Inevitably, Tevez came on to the most unambiguous cheers. They signalled not so much forgiveness as a very basic demand for the kind of atonement which was once his stock in trade, eruptions of will in the most critical areas of the field.
Yet it was that other Argentine, the one whose commitment has never been in question in any circumstances who suggested most strongly that he might drag City back into a race which Gary Cahill's goal could so easily have stopped dead.
Aguero ran with trademarked force and ambition and when Michael Essien handled the ball at point-blank range it was he who stepped up to the penalty spot with a matador's composure.

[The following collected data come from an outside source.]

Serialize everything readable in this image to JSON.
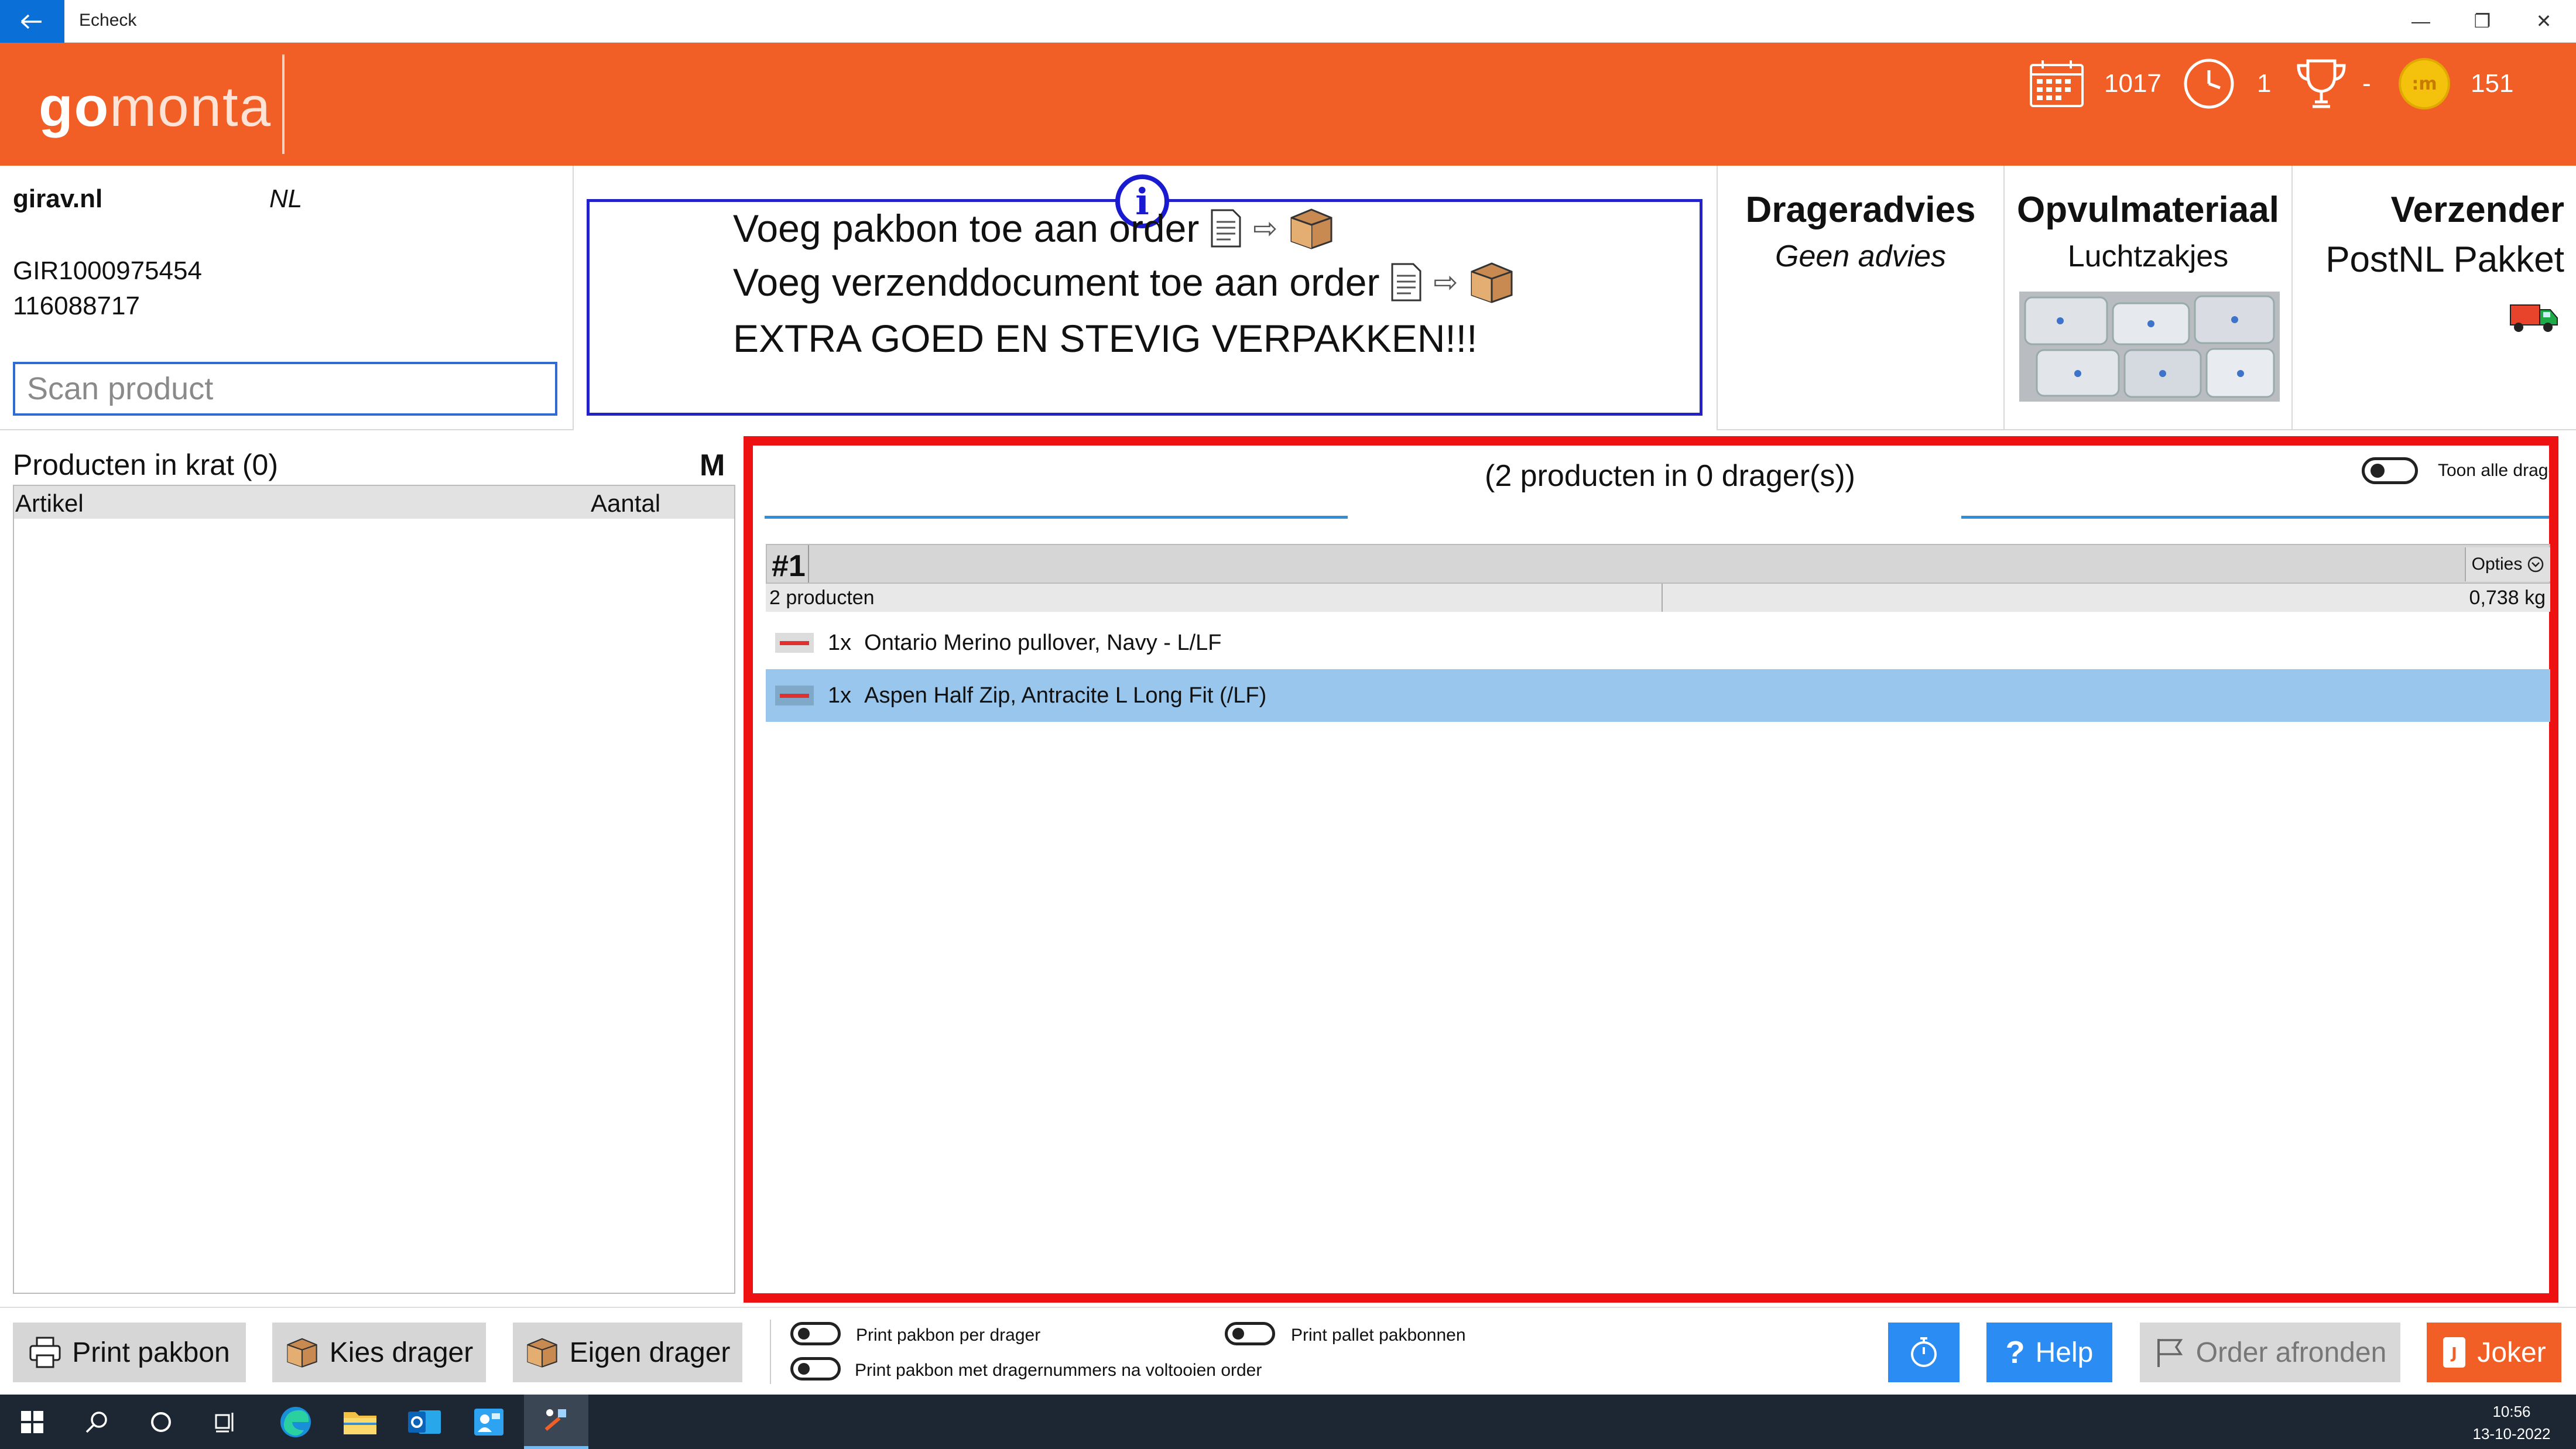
{
  "window": {
    "title": "Echeck",
    "minimize_label": "—",
    "restore_label": "❐",
    "close_label": "✕"
  },
  "header": {
    "logo_go": "go",
    "logo_monta": "monta",
    "stats": {
      "calendar_value": "1017",
      "clock_value": "1",
      "trophy_value": "-",
      "coin_value": "151"
    },
    "brand_color": "#f15f26"
  },
  "order": {
    "shop": "girav.nl",
    "country": "NL",
    "order_id": "GIR1000975454",
    "order_number": "116088717",
    "scan_placeholder": "Scan product"
  },
  "instructions": {
    "line1": "Voeg pakbon toe aan order",
    "line2": "Voeg verzenddocument toe aan order",
    "line3": "EXTRA GOED EN STEVIG VERPAKKEN!!!",
    "info_icon": "i",
    "arrow": "⇨"
  },
  "panels": {
    "carrier_advice_title": "Drageradvies",
    "carrier_advice_value": "Geen advies",
    "filler_title": "Opvulmateriaal",
    "filler_value": "Luchtzakjes",
    "shipper_title": "Verzender",
    "shipper_value": "PostNL Pakket"
  },
  "crate": {
    "title": "Producten in krat (0)",
    "size": "M",
    "col_article": "Artikel",
    "col_amount": "Aantal"
  },
  "carriers": {
    "summary": "(2 producten in 0 drager(s))",
    "toggle_all_label": "Toon alle dragers",
    "carrier_number": "#1",
    "options_label": "Opties",
    "product_count": "2 producten",
    "weight": "0,738 kg",
    "items": [
      {
        "qty": "1x",
        "name": "Ontario Merino pullover, Navy - L/LF",
        "selected": false
      },
      {
        "qty": "1x",
        "name": "Aspen Half Zip, Antracite L Long Fit (/LF)",
        "selected": true
      }
    ]
  },
  "toolbar": {
    "print_packslip": "Print pakbon",
    "choose_carrier": "Kies drager",
    "own_carrier": "Eigen drager",
    "toggle_per_carrier": "Print pakbon per drager",
    "toggle_with_numbers": "Print pakbon met dragernummers na voltooien order",
    "toggle_pallet": "Print pallet pakbonnen",
    "help": "Help",
    "finish_order": "Order afronden",
    "joker": "Joker"
  },
  "taskbar": {
    "time": "10:56",
    "date": "13-10-2022"
  }
}
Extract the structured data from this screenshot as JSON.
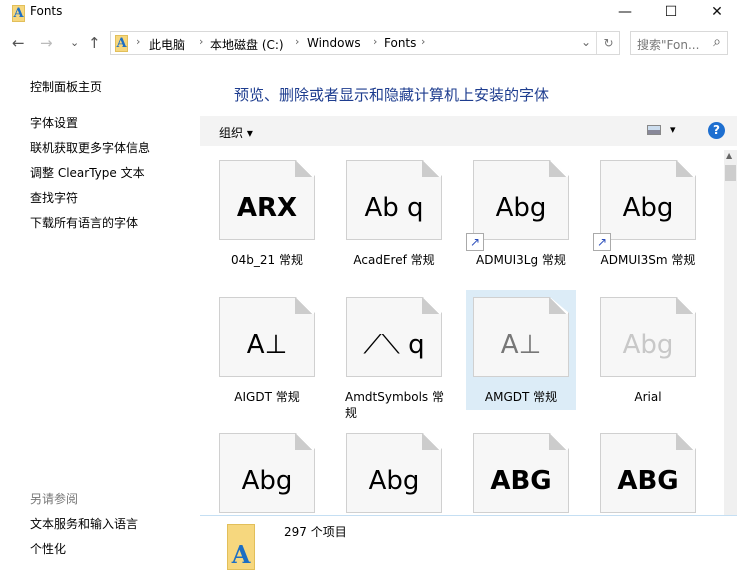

The equaliser was sure and it told us that City may just have found again the touch and the belief that had made them so dominant for so much of the season.
Mancini had cried out for a restatement of such character and now all that earlier despair was cast away by one of those goals which separate the thoroughbreds from the triers.
In view of his earlier disappointments, it was maybe fitting that Nasri should supply the killing swordstroke. And, as inevitably as his appearance at some point in the action, it was Tevez who made a killing contribution.
The Frenchman, who had seemed so intent on making an impact that hadn't always been so apparent at crucial stages of the season, played the ball into the box and there was Tevez, the striving redemption man, to play a quite exquisite reverse pass to Nasri.
City were alive again and for a little while at least that was reason for celebration enough. Should Tevez even have been on the field? The argument was suspended in at least half of the football city – and certainly in the final statement of Roberto Mancini's body. He reached for the sky and said that morality could wait.